Ce que cette sous-catégorie couvre — et ce qu'elle ne couvre pas
Cette sous-catégorie traite la création de sociétés avec personnalité morale — EURL, SASU, SAS, SARL — c'est-à-dire des structures juridiques distinctes de leur créateur, avec un capital social, une immatriculation au registre du commerce et des obligations comptables spécifiques.
Elle ne couvre pas la micro-entreprise, qui est un régime simplifié sans personnalité morale distincte — c'est l'objet de la sous-catégorie Micro-entreprise.
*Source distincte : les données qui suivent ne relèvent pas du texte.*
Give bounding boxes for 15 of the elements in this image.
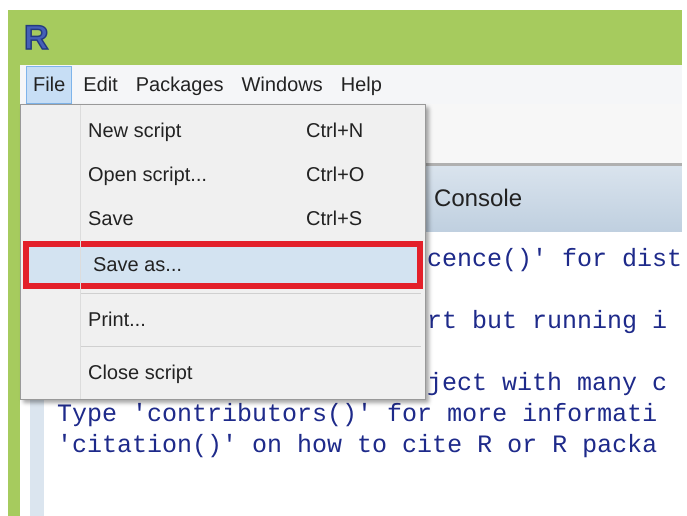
menu-item[interactable]: Packages — [128, 66, 231, 104]
console-line: cence()' for dist — [427, 245, 682, 274]
menu-item[interactable]: Edit — [76, 66, 125, 104]
console-line: 'citation()' on how to cite R or R packa — [57, 431, 658, 460]
menu-item[interactable]: File — [26, 66, 72, 104]
menu-option[interactable]: Close script — [23, 351, 423, 395]
menu-item[interactable]: Windows — [234, 66, 330, 104]
menu-option[interactable]: Print... — [23, 298, 423, 342]
console-line: Type 'contributors()' for more informati — [57, 400, 658, 429]
menu-item[interactable]: Help — [334, 66, 389, 104]
console-line: ject with many c — [427, 369, 668, 398]
r-logo: R — [24, 20, 49, 54]
menu-option[interactable]: Save as... — [23, 241, 423, 289]
menu-option[interactable]: New script Ctrl+N — [23, 109, 423, 153]
console-line: rt but running i — [427, 307, 668, 336]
Elle ne couvre pas non plus la franchise (sous-catégorie dédiée) ni la reprise d'une entreprise existante (sous-catégorie dédiée).
Le lecteur qui arrive ici a en général dépassé le stade de l'exploration : il a une idée d'activité, il sait qu'il va dépasser les plafonds de la micro-entreprise ou qu'il a besoin d'une structure plus solide pour des raisons de protection, de crédibilité ou d'association future.
Le choix de la forme juridique conditionne tout — pourquoi il mérite du temps
La forme juridique choisie au départ détermine quatre paramètres majeurs qui seront difficiles à modifier ensuite : le régime social du dirigeant (assimilé salarié en SASU, TNS — travailleur non salarié — en EURL et SARL), la fiscalité (impôt sur les sociétés ou impôt sur le revenu selon la structure), les obligations comptables et les modalités de sortie des bénéfices.
En reconversion, la tentation est de choisir vite pour démarrer. C'est souvent une erreur : un mauvais choix de structure coûte cher à corriger — transformation de société, dissolution, refonte des statuts. Les articles ci-dessous expliquent les critères de choix selon votre situation et votre projet, sans jargon juridique inutile.